Ошибаешься… И разве ты не чувствуешь, что этот гимн написала женщина?
— Твоя знакомая? — в голосе Миртиллы прозвучала тревога, обрадовавшая поэта. Хотелась рассмеяться, но он ответил серьезно:
— Нет, она давно умерла... очень давно. Лет так за двести до того, как родилась бабушка твоей прабабушки. Ты никогда не слышала о Сапфо?
— Что-то помню. Она от несчастной любви бросилась в море с какой-то скалы. Я бы не могла...
— И не надо, Миртилла, дорогая... Живи, радуй людей!.. Только о Сапфо ты вспомнила как раз то, чего не было. Она любила многих — и счастливо, и несчастно, но с Левкадской скалы не бросалась. Умерла, как и все.
— Молодой?
— Нет, кажется, старенькой... Во всяком случае не молодой. Вообще-то о ее жизни много рассказов, но что правда, что выдумка, теперь не разобраться. Да это и не важно... После поэта остаются его песни. В них он живет, а до настоящей его жизни кому какое дело?
— Нет, как же... Я бы, например, очень хотела знать о твоей, Феокрит. Когда-нибудь мне расскажешь? Ты так хорошо говоришь...

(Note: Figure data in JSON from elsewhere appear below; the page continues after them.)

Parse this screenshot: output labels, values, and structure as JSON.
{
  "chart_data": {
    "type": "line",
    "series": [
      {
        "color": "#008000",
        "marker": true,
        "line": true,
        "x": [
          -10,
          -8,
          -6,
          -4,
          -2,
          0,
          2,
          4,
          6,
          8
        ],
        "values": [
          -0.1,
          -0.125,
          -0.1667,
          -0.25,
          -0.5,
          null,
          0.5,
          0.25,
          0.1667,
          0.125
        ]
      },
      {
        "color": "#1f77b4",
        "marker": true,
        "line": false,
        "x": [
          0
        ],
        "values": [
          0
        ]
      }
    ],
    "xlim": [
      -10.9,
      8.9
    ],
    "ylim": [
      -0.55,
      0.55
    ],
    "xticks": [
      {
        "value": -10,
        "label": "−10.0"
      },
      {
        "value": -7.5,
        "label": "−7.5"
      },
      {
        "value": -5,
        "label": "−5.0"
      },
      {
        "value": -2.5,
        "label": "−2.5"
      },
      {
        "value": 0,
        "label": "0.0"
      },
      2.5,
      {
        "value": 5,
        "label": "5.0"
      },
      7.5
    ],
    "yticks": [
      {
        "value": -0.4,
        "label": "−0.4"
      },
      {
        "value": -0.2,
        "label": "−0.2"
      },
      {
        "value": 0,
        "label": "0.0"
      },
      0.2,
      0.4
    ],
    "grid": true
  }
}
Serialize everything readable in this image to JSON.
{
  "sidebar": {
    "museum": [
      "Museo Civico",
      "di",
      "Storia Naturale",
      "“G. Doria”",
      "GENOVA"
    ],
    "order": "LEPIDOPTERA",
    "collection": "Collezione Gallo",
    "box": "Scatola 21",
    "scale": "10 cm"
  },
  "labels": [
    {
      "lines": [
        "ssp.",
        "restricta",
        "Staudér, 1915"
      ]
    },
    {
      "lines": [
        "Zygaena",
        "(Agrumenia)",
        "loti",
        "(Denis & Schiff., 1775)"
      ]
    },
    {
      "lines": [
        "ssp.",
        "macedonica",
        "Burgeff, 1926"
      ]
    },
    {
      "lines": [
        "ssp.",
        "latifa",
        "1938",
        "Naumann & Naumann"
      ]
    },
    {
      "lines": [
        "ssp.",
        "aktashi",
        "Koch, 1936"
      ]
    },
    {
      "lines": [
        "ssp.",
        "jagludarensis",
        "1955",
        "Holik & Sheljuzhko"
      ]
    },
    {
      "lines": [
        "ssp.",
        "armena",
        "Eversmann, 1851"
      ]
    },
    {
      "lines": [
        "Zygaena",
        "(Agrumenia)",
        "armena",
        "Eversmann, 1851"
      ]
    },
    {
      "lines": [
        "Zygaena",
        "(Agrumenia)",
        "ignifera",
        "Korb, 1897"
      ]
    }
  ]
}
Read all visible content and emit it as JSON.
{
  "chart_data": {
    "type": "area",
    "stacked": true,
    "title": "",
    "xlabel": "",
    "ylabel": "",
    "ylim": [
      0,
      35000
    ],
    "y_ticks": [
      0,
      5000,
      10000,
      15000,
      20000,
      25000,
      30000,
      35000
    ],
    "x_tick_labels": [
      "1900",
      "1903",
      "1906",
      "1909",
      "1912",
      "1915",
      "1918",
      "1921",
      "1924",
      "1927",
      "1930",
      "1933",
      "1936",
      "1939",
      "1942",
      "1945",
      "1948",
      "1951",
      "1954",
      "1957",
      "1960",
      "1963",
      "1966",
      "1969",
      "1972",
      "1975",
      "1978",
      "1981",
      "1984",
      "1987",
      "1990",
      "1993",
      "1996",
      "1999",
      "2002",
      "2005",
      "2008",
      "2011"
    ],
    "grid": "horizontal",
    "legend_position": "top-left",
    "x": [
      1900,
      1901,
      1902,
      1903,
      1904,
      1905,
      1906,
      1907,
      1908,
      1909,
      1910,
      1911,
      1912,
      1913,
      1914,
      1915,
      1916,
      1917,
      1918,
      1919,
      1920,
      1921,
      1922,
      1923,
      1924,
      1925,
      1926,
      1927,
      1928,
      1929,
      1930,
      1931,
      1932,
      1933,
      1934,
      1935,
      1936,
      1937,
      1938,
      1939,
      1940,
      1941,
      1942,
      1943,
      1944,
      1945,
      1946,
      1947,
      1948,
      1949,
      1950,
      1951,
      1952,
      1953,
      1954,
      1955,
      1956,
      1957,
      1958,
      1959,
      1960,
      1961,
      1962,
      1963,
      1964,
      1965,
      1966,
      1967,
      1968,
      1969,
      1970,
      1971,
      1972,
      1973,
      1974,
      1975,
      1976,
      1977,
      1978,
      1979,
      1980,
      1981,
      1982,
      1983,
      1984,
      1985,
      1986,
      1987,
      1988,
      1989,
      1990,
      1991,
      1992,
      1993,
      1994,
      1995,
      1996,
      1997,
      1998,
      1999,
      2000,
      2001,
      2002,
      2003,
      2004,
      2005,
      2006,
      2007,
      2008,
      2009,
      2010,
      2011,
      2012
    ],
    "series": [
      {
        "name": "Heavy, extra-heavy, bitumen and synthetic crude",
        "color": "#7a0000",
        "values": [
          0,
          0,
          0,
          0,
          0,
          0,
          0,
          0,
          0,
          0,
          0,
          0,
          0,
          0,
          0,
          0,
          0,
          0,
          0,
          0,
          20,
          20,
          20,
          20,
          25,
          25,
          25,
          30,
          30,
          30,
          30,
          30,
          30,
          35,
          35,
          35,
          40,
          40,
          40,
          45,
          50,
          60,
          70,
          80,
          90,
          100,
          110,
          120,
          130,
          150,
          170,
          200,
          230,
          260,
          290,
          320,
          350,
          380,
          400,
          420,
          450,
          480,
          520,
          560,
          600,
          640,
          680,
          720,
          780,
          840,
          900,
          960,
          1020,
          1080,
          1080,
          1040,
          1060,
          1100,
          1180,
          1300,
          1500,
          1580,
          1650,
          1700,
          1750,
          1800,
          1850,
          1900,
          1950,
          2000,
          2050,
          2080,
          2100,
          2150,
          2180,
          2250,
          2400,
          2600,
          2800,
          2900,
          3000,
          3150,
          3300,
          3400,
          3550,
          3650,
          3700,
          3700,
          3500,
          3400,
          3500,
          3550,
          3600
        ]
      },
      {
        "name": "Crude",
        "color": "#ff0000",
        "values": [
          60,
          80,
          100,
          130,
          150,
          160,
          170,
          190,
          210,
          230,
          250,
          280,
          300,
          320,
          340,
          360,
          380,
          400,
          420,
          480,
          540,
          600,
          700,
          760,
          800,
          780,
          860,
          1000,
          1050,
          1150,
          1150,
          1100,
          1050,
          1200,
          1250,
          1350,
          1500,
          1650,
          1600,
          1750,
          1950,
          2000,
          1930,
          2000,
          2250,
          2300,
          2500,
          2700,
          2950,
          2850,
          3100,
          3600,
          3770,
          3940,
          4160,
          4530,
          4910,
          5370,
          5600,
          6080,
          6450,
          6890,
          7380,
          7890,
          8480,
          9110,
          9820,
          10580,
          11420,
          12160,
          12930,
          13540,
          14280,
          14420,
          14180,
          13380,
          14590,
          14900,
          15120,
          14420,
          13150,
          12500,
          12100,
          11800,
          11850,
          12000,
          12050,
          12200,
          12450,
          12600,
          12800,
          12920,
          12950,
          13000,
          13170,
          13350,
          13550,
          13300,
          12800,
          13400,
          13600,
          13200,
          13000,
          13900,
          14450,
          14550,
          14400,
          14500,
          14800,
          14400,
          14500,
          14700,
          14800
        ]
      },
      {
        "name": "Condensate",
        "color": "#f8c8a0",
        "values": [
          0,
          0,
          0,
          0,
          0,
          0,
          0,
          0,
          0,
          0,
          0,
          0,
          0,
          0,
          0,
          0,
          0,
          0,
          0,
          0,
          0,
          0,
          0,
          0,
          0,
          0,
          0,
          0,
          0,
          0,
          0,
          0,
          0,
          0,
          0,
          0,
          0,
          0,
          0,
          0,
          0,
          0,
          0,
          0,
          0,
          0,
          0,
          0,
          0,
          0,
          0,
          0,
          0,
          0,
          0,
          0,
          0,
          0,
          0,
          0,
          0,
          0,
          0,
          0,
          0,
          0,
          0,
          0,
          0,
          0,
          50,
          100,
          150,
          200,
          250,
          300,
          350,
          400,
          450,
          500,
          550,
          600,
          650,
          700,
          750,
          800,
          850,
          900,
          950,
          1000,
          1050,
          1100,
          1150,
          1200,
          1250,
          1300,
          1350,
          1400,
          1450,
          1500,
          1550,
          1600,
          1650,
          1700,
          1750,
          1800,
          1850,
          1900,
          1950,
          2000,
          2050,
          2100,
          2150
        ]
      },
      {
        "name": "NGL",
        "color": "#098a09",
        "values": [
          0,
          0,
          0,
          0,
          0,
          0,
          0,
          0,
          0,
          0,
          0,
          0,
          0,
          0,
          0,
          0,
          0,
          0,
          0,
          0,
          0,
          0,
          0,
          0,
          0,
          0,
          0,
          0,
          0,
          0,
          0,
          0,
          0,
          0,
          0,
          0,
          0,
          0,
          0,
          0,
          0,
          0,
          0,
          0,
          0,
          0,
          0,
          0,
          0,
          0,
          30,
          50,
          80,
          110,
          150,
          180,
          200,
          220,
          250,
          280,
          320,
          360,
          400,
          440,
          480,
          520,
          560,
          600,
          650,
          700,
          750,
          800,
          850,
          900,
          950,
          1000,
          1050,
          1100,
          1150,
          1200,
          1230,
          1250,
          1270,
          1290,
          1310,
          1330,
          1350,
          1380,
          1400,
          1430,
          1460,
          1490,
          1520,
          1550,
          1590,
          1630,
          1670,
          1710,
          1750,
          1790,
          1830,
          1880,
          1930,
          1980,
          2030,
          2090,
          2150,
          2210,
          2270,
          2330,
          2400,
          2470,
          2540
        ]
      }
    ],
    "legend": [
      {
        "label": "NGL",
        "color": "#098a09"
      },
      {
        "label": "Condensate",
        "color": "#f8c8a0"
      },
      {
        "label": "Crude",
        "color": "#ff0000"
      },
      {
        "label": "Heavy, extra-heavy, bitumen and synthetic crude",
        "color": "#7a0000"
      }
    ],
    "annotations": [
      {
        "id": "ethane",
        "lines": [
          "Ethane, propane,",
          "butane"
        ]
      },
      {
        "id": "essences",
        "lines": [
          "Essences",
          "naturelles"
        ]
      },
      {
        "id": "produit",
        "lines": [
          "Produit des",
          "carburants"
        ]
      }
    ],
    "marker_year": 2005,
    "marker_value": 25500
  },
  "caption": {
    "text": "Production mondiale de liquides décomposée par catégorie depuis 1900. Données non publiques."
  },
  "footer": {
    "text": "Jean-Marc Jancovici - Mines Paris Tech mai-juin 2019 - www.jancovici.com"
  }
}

— Кое-что расскажу, если хочешь. Все не могу. Ведь вспоминать — значит снова переживать, а в жизни встречается немало такого, что хотелось бы навсегда забыть. Правда, Миртилла?
Она молча кивнула. Задумалась. Да, да, многое хочется забыть, даже в девятнадцать лет. Вспомнила, как, решив стать гетерой, впервые отдалась старому купцу, с которым ее свел афинский грамматик. Девушкой была. Когда-то мечтала, что, по обычаю, поблагодарит Артемиду, богиню-девственницу, за то, что защитила от соблазнов. Посвятит ей свои детские игрушки и принесет в жертву пару белых голубей. Потом мать невесты пойдет за колесницей новобрачных с зажженным факелом. Понесет огонь со своего очага в дом молодых, а гости будут петь свадебную песнь — гименей. И ничего этого не было... Был сопевший потный старик, боль, стыд... А незадолго перед отъездом из Афин таскал ее за волосы один негодяй. Прожил на дармовщину два месяца, избил, выгнал полуголой на улицу, точно простую порне. Да, да, не стоит вспоминать, а то… Губы Миртиллы задрожали.
Феокрит пожалел, что задал свой неосторожный вопрос. Взял её за руку, погладил:
— Не надо, не надо, славная моя. Прости. У каждого так… Думаешь, в самом деле в моей жизни не было такого, о чём не хочется вспоминать? Сколько ещё было. Я почти старик…
— Неправда, Феокрит...
— Какая там неправда. Не надо себя обманывать, Миртилла, еще пять-шесть лет — и кончено...
Поэт говорил искрение. Сразу нахлынула грусть. Готовая заплакать, Миртилла стала похожей на обиженную девочку, и Феокрит с тоской подумал о том, что у него идет к концу шестой десяток.
Слушая, что говорят Миртилла и Феокрит, Херсий опять почувствовал себя лишним. Молча сидел с видом гостя, обнесенного лакомым блюдом. К нему не обращались, о нем забыли. Подумал: а жаль, что эти пять-шесть лет еще не прошли.
Всё время думает человек, когда не спит. Каждый по-своему думает. Миртилла тоже подумала об этих пяти-шести годах. Провести бы их вместе с Феокритом... Мысли быстрее слов — много их пронеслось в трех головах, прежде чем умолкнувший на минуту Феокрит снова заговорил.
—...Жизнь, которую стоит жить, близится к концу, и хочешь не хочешь, а приходится подсчитать прибыли и убытки. Не знаем ведь, что с нами будет завтра. Я, друзья мои, прожил немало, много пережил, кое-что сделал, еще больше не сделал...
Херсий решил, что пора же и ему вставить слово. Не все быть только виночерпием.
— Ты украшение Эллады, Феокрит. Твои песни вечны.
— Не знаю, не знаю... Мои песни — мои дети... других у меня нет. Хотелось бы, чтобы прожили подольше, но кто может сказать... И не такие песни забывались. Сейчас я думаю не о них, а о самом себе. В Александрии мою жизнь некоторые считают спокойной, счастливой, достойной зависти...
Юноша опять вмешался.
— Славолюбивые, должно быть, завидуют твоей славе...
— Прибавь — больные желудком — моему аппетиту, лысые — тому, что я еще не оплешивел, мужья сварливых жён — тому, что я холост. У каждого свои причины для зависти. Я, друзья мои, люблю жизнь, люблю, может быть, больше многих других людей... Она ведь прекрасна во всем — и в радости и в горе. Без теней и свет наскучит... Только не думайте, что мне самому жизнь легко далась. Всего в ней бывало — и хорошего. и плохого, и стыдного, и страшного. Такое бывало, что пересказывать снова я никак не согласен. Словом, пусть наша хозяюшка на Феокрита нe обижается. Кое-что никому не расскажу — и ей тоже.